Un objectif majeur dans la maîtrise de la technique vocale est de diminuer le plus possible les tensions laryngées durant le chant et notamment lors de l’émission des notes aigües qui nécessitent déjà une tension importante des muscles vocaux.

En effet, plus on parvient à minimiser les tensions, plus le larynx conserve sa souplesse, et avec elle des harmoniques plus riches et pour l’auditeur une impression d’aisance.

Comme vous pouvez le voir sur ce dessin, les muscles postérieurs de la langue ainsi que le puissant muscle digastrique et le muscle mylo-hyoïdien s’insèrent sur l’os hyoïde. En aval de l’os hyoïde se trouve le larynx suspendu par la membrane thyro-hyoïdienne.

De ce fait, toutes les tensions intervenant dans la langue, la machoire et le plancher oral (muscle mylo-hyoïdien) induisent des tensions au niveau du larynx.

Pour cette raison, il est essentiel que les efforts de prononciation du texte chanté n’interviennent qu’en tout dernier lieu quand un morceau est déjà parfaitement maîtrisé musicalement.

Afin de gagner du temps dans l’aquisition des morceaux, les chefs de choeur font souvent chanter les paroles lors du déchiffrage, sans même un travail préalable en « bouche fermée ».

Il s’agit là d’une erreur fondamentale car ce faisant, le chanteur prend l’habitude d’actionner tous les muscles qui créent des tensions laryngées.

Il faut au contraire tout d’abord travailler avec une économie maximum de mouvements du maxilaire inférieur et de la langue avant de placer les paroles, en prenant soin de toujours privilégier les mouvements de la langue par rapports aux mouvements du maxilaire dont les muscles sont plus puissants et induisent des tensions plus importantes.

Pour ces mêmes raisons, il faut veiller à ce que le maxilaire inférieur soit toujours légèrement en retrait par rapport au maxilaire supérieur.
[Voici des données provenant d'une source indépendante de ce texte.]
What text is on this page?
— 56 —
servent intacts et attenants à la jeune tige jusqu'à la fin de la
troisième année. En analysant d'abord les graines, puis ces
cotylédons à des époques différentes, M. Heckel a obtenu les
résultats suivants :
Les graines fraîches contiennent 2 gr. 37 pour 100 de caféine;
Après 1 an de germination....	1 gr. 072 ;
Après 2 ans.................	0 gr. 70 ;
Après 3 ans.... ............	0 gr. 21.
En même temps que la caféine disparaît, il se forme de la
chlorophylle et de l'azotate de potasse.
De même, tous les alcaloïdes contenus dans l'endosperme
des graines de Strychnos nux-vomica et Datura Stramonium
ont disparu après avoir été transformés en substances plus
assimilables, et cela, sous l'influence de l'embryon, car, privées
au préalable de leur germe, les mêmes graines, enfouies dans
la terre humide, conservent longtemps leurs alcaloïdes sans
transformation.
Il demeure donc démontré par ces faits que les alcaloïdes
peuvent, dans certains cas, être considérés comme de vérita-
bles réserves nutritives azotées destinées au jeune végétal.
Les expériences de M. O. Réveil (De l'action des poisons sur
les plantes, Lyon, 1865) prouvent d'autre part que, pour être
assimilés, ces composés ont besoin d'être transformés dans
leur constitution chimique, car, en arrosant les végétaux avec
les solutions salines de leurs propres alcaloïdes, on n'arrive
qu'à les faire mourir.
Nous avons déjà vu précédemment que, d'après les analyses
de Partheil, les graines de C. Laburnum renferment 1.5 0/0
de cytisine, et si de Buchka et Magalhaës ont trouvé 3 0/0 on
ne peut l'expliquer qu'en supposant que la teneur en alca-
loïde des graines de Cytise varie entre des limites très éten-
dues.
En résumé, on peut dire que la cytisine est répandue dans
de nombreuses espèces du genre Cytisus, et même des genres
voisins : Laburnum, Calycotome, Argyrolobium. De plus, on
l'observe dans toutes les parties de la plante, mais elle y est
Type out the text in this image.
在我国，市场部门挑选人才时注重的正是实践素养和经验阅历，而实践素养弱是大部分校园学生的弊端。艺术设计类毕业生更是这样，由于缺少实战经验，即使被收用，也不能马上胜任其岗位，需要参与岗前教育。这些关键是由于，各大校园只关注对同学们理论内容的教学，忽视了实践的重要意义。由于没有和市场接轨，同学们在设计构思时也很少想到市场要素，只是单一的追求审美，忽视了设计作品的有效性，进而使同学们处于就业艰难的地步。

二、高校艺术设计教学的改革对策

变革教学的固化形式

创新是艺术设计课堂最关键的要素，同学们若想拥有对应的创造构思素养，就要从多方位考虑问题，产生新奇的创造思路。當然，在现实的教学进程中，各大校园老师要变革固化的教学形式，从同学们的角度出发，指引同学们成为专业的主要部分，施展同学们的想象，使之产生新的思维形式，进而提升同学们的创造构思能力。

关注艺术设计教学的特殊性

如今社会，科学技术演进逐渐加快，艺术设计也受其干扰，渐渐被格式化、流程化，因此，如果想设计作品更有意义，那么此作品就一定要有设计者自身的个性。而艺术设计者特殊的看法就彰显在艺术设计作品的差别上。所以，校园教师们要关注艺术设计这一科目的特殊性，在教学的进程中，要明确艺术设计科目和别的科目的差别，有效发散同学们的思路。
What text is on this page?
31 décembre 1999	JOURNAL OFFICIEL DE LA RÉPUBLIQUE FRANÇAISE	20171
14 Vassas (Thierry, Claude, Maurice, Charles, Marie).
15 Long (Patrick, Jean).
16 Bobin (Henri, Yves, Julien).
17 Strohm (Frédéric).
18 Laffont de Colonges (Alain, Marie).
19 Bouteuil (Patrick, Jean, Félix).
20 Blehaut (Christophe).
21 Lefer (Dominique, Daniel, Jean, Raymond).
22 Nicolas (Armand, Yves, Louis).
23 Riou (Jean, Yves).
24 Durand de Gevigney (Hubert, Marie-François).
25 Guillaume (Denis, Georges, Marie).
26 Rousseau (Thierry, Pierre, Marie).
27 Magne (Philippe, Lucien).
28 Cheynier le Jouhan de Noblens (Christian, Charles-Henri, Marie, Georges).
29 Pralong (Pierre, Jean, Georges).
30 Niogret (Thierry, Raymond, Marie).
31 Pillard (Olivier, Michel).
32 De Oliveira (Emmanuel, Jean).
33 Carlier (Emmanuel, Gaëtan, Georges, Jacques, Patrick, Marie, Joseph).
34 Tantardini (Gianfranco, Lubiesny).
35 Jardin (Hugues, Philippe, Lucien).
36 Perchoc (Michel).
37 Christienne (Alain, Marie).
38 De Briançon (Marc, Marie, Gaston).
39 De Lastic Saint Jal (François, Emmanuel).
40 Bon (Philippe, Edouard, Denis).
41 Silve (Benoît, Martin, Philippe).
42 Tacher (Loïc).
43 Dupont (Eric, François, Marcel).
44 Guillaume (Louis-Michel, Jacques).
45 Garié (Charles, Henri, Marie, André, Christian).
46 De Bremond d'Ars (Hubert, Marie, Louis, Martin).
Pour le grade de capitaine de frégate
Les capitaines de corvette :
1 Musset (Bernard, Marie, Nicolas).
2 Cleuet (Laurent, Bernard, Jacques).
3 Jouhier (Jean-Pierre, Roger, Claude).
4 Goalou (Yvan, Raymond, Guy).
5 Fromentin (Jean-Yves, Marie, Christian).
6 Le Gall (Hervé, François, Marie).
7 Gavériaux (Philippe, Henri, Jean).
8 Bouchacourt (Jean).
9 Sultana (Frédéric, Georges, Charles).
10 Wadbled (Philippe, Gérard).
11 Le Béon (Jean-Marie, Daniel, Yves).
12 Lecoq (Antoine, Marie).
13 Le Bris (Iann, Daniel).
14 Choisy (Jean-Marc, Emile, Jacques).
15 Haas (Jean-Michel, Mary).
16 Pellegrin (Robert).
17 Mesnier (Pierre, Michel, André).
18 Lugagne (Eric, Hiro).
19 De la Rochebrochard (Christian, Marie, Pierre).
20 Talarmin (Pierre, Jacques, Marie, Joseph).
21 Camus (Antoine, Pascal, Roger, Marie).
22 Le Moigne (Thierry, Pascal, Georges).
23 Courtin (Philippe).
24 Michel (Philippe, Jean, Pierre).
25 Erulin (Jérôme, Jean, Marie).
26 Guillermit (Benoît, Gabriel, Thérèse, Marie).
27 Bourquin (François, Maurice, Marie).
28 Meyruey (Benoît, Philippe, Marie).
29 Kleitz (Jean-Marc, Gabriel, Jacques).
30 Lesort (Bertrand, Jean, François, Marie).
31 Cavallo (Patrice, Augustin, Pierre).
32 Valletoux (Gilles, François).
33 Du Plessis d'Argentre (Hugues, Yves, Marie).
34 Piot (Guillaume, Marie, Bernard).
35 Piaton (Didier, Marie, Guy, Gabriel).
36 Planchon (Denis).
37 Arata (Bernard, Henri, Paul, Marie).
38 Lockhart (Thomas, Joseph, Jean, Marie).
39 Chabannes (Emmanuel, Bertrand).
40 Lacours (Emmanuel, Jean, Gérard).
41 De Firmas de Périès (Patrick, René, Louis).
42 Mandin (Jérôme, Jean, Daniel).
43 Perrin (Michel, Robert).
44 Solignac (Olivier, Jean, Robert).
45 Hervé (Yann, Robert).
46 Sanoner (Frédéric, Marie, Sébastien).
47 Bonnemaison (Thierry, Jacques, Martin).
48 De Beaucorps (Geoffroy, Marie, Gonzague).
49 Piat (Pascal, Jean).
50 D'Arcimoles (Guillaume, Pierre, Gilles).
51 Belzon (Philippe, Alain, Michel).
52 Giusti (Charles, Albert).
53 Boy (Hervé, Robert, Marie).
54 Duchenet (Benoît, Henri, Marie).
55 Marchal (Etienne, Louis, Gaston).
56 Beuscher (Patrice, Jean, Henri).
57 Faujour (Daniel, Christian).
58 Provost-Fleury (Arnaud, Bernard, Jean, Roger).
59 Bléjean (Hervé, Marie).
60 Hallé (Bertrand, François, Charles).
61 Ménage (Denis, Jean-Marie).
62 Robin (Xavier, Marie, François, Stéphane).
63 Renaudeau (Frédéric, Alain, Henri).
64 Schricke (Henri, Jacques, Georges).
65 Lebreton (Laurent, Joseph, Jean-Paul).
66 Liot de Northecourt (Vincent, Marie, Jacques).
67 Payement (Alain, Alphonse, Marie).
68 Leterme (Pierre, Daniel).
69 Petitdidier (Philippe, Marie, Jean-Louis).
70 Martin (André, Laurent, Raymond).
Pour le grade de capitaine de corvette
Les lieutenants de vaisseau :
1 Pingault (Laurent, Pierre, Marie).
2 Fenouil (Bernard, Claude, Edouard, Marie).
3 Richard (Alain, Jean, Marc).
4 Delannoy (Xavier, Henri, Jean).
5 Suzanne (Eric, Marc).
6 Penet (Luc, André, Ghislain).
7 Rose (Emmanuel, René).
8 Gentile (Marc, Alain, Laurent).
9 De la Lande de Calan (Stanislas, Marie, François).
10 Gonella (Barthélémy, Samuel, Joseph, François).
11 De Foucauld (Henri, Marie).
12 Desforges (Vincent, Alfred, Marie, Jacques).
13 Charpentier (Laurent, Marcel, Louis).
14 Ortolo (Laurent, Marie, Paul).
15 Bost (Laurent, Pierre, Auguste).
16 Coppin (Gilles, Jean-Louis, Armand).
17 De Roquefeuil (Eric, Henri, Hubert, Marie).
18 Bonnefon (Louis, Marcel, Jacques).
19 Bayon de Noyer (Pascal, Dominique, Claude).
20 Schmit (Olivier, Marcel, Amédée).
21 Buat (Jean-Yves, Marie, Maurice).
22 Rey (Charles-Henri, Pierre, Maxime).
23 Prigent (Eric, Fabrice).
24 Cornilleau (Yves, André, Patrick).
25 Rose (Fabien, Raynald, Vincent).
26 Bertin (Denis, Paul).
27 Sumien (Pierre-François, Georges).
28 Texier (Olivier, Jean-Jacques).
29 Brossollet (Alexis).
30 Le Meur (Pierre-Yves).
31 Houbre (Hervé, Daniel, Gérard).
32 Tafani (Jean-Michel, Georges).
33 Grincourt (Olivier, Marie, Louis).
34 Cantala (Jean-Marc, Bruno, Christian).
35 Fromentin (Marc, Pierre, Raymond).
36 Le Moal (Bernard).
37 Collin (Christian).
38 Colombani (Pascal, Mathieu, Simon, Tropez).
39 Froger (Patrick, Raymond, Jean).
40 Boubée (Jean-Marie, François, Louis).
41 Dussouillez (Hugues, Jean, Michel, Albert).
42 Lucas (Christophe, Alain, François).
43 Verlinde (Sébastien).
La propulsion de la mandibule, qui intervient malencontreusement lors de difficultés vocales, induit elle aussi des tensions laryngées.

Enfin, même la simple parole fait naître des tensions à la racine de la langue et sur le muscle mylo-hyoïdien. Je préconise donc de travailler d’abord avec les doigts enfoncés sous le menton au centre de l’os de la mandibule afin de s’assurer de la détende de ces muscles.

Les muscles de la racine de la langue ainsi que le  muscle mylo-hyoïdien ont une telle propension à se contracter lors de la phonation qu’il me semble indispensable de contrôler régulièrement leur détente afin d’éviter de très préjudiciables tensions au niveau du larynx.